Dr. Laurence B. Mussio
Historian and Chair, Long Run Institute
Dr. Mussio is one of Canada’s most senior business historians. He has spent his professional career as a both a scholar and senior C-Suite consultant advising, working and publishing at the intersection of the private, public, and academic worlds.
The focus of his published work has ranged from the history of financial institutions in banking and insurance, to government policy and regulation, to how companies and public policy practitioners manage large-scale technological transformation. His most recent work is the landmark publication of a two-volume scholarly history of the Bank of Montreal, called Whom Fortune Favours: Bank of Montreal and the Rise of North American Finance, published by the McGill-Queen’s University Press. The historian Niall Ferguson called Laurence’s book an “exemplary, deeply researched and insightful history” of one of North America’s founding financial institutions.

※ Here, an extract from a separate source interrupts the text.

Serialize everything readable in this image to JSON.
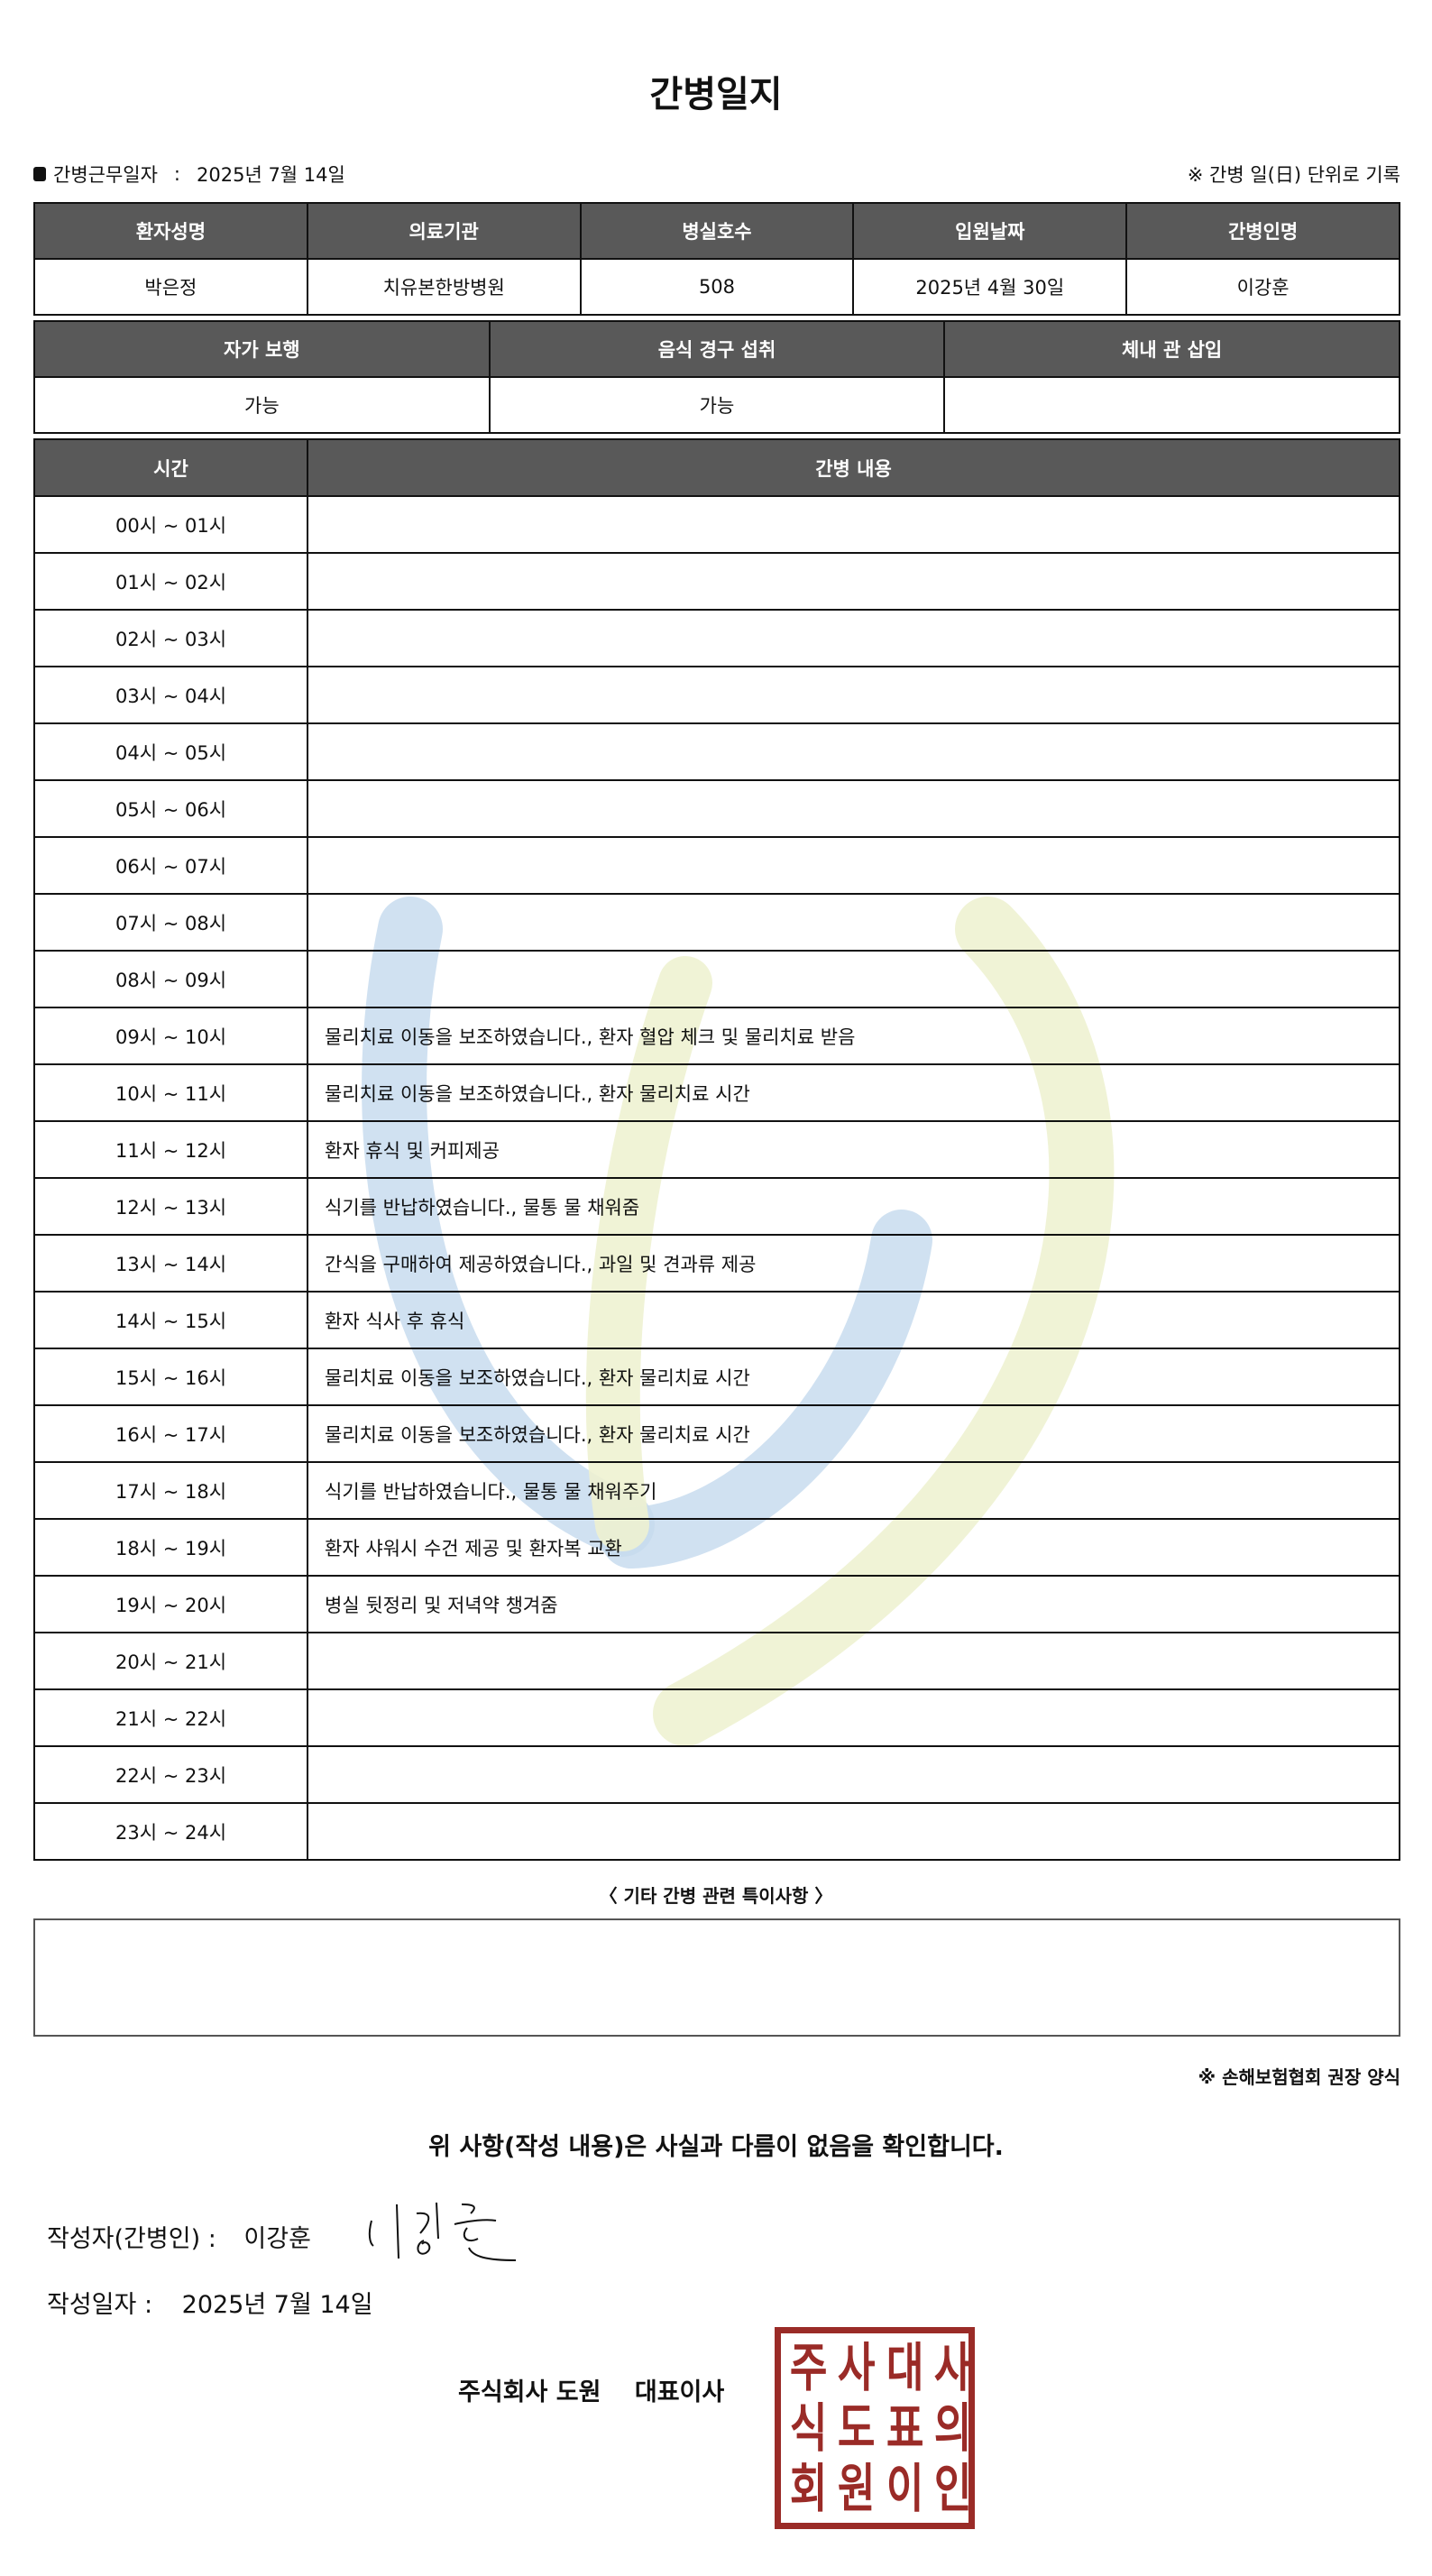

Laurence is a founder and Chair of the Long Run Institute, an independent non-profit organization based in Toronto, London, England, and Belfast. Established in 2018, the Institute is becoming a critical meeting place for historians, experts, senior executives and government policymakers in the North Atlantic world to discuss the grand challenges facing firms, governments and societies. The LRI’s conferences on climate, risk, and the future of the public corporation are establishing a unique and much-needed arena for discussion of our past, present and future.
Laurence is CEO of Signal Influence Executive Research & Communications (SIERC Canada), a boutique consulting firm specializing in the strategic application of organizational experience for senior leadership. He is currently Special Advisor to the Office of the CEO at BMO Financial Group, a position he has held since 2017. He also acts as a special advisor to senior executives in the corporate, government and university arenas.
Laurence has taught at both the graduate and undergraduate levels at McMaster University, York University and Syracuse University. He currently teaches in the MBA Program at the Schulich School of Business, York University. In addition to sitting on the Leadership Council of the Ian O. Ihnatowycz Institute for Leadership, Laurence sits on the International Advisory Board of the Centre for Economic History at Queen’s University Belfast.
Laurence is fluent in French, Italian and (intermediate) German. He lives in Toronto with his wife, Flavia.